If you enter invalid values (like negative counts or Correct greater than Total), the calculator flags the input so you can correct it.
Practical examples (real-life use-cases)
Example 1: Quality control in manufacturing
A vision system inspects 500 parts. It correctly labels 470 parts as “pass” or “fail.” Accuracy is:
| Value | Count |
|---|---|
| Correct predictions | 470 |
| Total predictions | 500 |
| Accuracy | (470 ÷ 500) × 100 = 94% |
94% sounds strong, but you still need to review errors: labeling “fail” as “pass” can be more costly than the reverse.
Example 2: Email spam filtering
An email filter evaluates 2,000 messages. It correctly classifies 1,800 as spam or not spam. Accuracy is:
(1,800 ÷ 2,000) × 100 = 90%.
Accuracy helps you track progress over time, but if spam is rare, you should also check other metrics like precision and recall.
Related metrics you may need (so accuracy doesn’t fool you)
Accuracy is a single number, but real systems often require more detail. If your dataset is imbalanced or the cost of different errors varies, consider these metrics:
- Precision: Of the items you predicted as positive, how many were truly positive?
- Recall: Of the truly positive items, how many did you find?
- F1 score: A balance of precision and recall.
- Confusion matrix: A breakdown of true vs predicted counts.
Frequently Asked Questions
How do I calculate accuracy from a confusion matrix?
Compute accuracy by summing the diagonal cells (correct predictions) and dividing by the total of all cells. Multiply by 100 if you want a percentage. For example, if diagonal sum is 90 and total is 100, accuracy is 90%. This matches Correct ÷ Total.

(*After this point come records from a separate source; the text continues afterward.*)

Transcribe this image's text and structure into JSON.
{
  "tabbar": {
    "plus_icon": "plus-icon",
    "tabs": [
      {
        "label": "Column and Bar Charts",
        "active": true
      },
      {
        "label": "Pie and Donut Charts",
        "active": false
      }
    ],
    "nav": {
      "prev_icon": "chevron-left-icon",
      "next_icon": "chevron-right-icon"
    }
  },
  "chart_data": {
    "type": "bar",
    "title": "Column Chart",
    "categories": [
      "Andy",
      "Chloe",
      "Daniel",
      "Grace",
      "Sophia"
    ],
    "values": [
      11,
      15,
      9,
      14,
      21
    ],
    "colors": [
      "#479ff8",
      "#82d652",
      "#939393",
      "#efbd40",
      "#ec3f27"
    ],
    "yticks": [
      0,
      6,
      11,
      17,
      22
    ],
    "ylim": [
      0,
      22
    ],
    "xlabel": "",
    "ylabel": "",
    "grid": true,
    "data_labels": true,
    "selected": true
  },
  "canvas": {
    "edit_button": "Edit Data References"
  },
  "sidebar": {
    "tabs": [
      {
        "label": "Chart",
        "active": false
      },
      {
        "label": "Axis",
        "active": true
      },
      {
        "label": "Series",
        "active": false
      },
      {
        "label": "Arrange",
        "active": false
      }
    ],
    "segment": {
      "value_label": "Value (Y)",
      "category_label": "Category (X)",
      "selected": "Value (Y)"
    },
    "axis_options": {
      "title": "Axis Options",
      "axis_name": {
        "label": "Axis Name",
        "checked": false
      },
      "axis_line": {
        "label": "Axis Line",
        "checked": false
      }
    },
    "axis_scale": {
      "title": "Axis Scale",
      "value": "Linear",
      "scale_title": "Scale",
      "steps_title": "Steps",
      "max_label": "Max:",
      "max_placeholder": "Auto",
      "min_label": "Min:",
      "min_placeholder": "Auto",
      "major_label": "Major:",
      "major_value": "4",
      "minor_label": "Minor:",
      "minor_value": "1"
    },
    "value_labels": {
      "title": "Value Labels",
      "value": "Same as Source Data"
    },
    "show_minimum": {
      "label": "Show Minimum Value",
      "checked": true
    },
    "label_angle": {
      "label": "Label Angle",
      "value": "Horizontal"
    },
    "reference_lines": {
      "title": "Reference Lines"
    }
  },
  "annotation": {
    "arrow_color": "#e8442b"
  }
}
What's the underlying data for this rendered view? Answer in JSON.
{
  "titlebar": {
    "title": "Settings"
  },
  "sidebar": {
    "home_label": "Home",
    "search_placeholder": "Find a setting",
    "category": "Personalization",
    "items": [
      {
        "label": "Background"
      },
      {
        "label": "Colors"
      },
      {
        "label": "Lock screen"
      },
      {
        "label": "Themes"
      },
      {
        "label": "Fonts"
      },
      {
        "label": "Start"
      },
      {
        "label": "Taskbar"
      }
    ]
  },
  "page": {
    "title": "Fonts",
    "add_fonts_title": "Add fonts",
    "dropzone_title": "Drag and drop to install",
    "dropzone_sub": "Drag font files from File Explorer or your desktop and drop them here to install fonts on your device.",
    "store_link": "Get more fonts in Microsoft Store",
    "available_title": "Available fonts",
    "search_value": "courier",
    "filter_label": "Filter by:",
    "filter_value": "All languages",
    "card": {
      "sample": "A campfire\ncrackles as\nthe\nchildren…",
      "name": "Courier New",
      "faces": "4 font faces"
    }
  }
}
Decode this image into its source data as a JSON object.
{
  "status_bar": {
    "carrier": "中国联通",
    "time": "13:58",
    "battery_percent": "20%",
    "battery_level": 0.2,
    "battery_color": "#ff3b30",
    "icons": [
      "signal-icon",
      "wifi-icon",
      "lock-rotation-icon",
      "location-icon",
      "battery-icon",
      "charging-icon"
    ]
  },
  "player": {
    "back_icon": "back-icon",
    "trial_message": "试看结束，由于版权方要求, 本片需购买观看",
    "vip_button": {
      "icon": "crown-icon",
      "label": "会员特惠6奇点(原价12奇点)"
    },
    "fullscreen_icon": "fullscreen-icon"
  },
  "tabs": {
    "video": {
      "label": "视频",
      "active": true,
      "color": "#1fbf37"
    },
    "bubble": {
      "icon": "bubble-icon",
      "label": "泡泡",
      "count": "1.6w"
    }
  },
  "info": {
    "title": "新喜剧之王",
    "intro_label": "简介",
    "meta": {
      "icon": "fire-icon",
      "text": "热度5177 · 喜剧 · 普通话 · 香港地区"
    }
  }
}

What is a good accuracy score?
A “good” accuracy depends on the problem and the baseline. If one class dominates, a naive majority-class model may already achieve high accuracy. Compare against a simple baseline and use validation data. Also consider precision/recall when false positives or false negatives are costly.
Can accuracy be over 100%?
No. Accuracy is a ratio of correct predictions to total predictions. Since correct predictions cannot exceed total predictions, the fraction must be between 0 and 1, and the percentage between 0% and 100%. Values above 100 usually mean incorrect inputs.
Why is accuracy misleading on imbalanced datasets?
Imagine 95% of cases are negative. A model that always predicts negative can reach 95% accuracy while missing all positive cases. Accuracy treats every error equally, so it hides poor performance on the minority class. Use precision, recall, or F1 to see the full picture.
Should I calculate accuracy on training data or test data?
Use accuracy on a held-out test set (or a dedicated validation set) to estimate real-world performance. Training accuracy can be inflated by overfitting, where the model memorizes patterns. For fair comparisons, keep the evaluation dataset consistent across models and runs.